I turn around. “Oh my goodness. Dr. Binet.” A rush of adrenaline consumes me as the blood drains from my face.
Standing behind us, as if she had appeared from nowhere, she scolds, “That’s the problem. Anyone could have been here listening to you two and taken full advantage of both of you. I have been standing on the side of this van since you two stepped out of it. Neither of you had any idea I was here. Simone, you are in no place or condition to be talking about any of this or trying to help Tracy. You’re in dire need of help yourself.”
“I was being a friend,” I retort.
“Neither of you need friends right now. You need therapy. You might need more than that, because something isn’t working for you. I do my job one hundred percent. So it has to be you.”
“That was cruel, Dr. Binet. I know what we need. However, I was what Tracy needed right now. If you were doing your job right, you would have known all this already. You’re just salty because, without any training or a license, I did your job better than—”
Dr. Binet raises her hand and brings it down hard on my face. My cheek is on fire from the slap.
The sound of the slap echoes in my ears, and I lose it. “How dare you hit me!” I charge her.
“Stop it. Please stop it,” Tracy pleads.
Simone, get off her! What in the world is going on!” I hear Candice scream as Mr. Derek yanks me off Dr. Binet. I didn’t see them approaching.
“What the heck is going on? Where are the kids?” Ms. Jasmine asks, clearly upset by the scene that just unfolded.
“They’re in the van, asleep.” Tracy looks over her shoulder. “Well, they were sleep. Dylan and Darren are up now.”
“Dear God, hopefully, they didn’t see this fiasco.” Ms.

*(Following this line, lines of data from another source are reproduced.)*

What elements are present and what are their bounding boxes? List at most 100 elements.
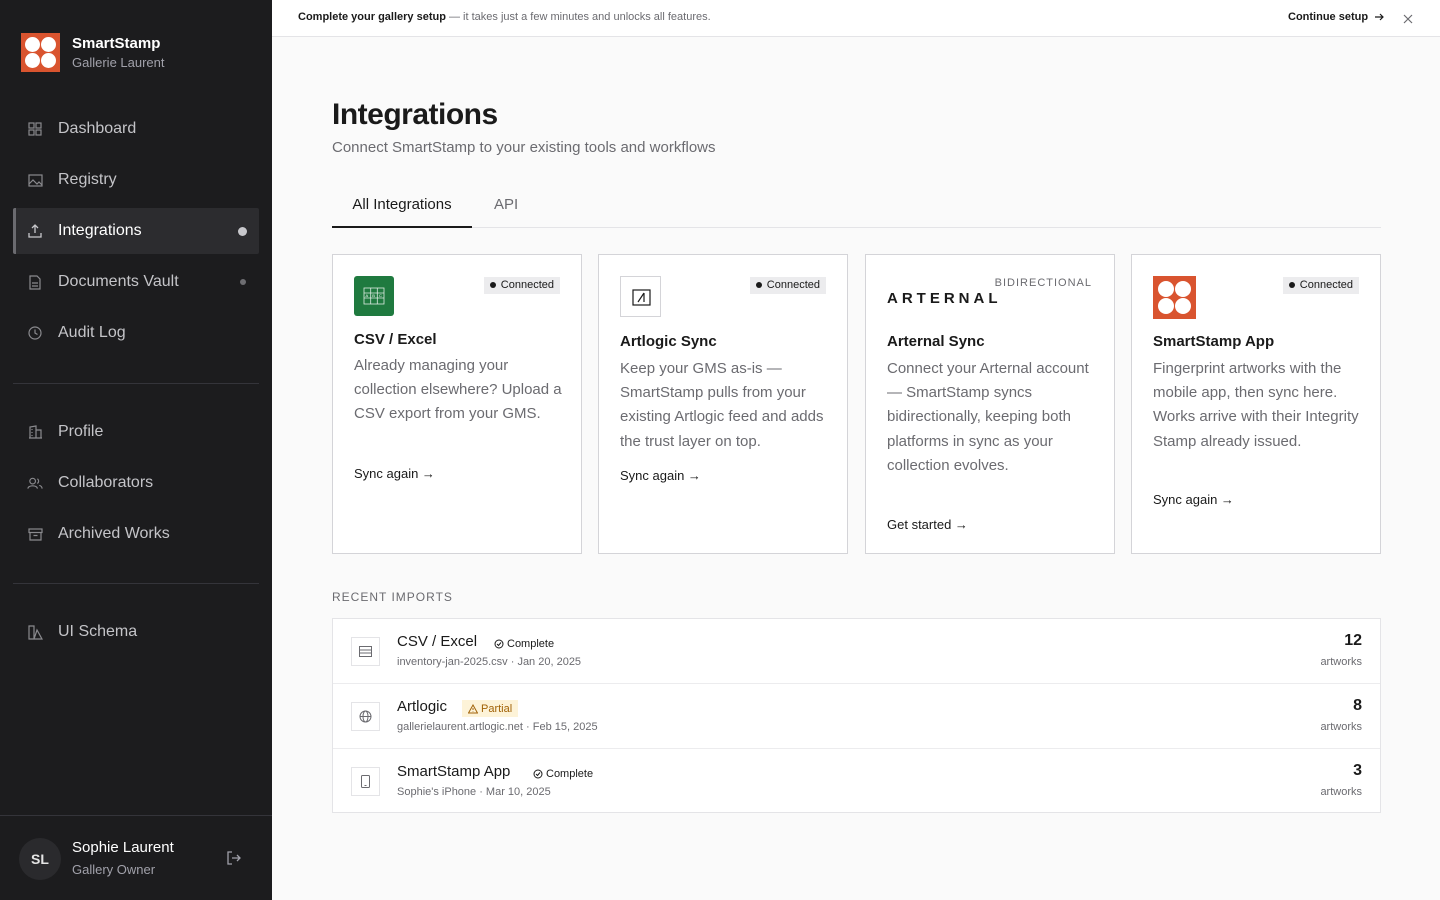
sidebar-item-ui-schema[interactable]: UI Schema bbox=[13, 609, 259, 655]
svg-text:B: B bbox=[372, 293, 375, 298]
recent-imports-heading: RECENT IMPORTS bbox=[332, 590, 453, 604]
building-icon bbox=[27, 424, 43, 440]
brand[interactable]: SmartStamp Gallerie Laurent bbox=[21, 33, 165, 72]
sidebar-item-registry[interactable]: Registry bbox=[13, 157, 259, 203]
sidebar-item-audit-log[interactable]: Audit Log bbox=[13, 310, 259, 356]
card-description: Fingerprint artworks with the mobile app… bbox=[1153, 360, 1359, 450]
card-description: Keep your GMS as-is — SmartStamp pulls f… bbox=[620, 360, 824, 450]
archive-icon bbox=[27, 526, 43, 542]
import-source: SmartStamp App bbox=[397, 763, 511, 780]
get-started-link[interactable]: Get started → bbox=[887, 517, 968, 532]
sync-again-link[interactable]: Sync again → bbox=[620, 468, 701, 483]
smartstamp-logo-icon bbox=[21, 33, 60, 72]
warning-icon bbox=[468, 703, 478, 713]
bidirectional-tag: BIDIRECTIONAL bbox=[994, 277, 1092, 289]
gallery-name: Gallerie Laurent bbox=[72, 54, 165, 70]
svg-text:C: C bbox=[379, 293, 382, 298]
status-badge: Complete bbox=[533, 765, 593, 782]
shapes-icon bbox=[27, 624, 43, 640]
sync-again-link[interactable]: Sync again → bbox=[1153, 492, 1234, 507]
secondary-nav: Profile Collaborators Archived Works bbox=[13, 409, 259, 562]
import-meta: Sophie's iPhone · Mar 10, 2025 bbox=[397, 786, 551, 798]
spreadsheet-icon: ABC bbox=[354, 276, 394, 316]
card-description: Already managing your collection elsewhe… bbox=[354, 357, 562, 423]
integration-card-artlogic: Connected Artlogic Sync Keep your GMS as… bbox=[598, 254, 848, 554]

Jasmine rushes over to open one of the van’s back doors. “Dr. Binet, you should be ashamed of yourself,” she says as she jumps in the van. She pokes her head out. “I am not sure what’s going on out here, and right now neither do I want to know. Jenna is in there, hurt. She needs us to be here for her, all of us. And you’re out here carrying on like a bunch of animals.”
“She attacked me. Don’t you dare call me an animal, Ms. Jasmine. I am a highly decorated therapist. All you people need help,” Dr. Binet replies, indignant.
“You people.” I rush toward her again.
“Mommy, please stop it,” Sage whines through the window, stopping me in my tracks.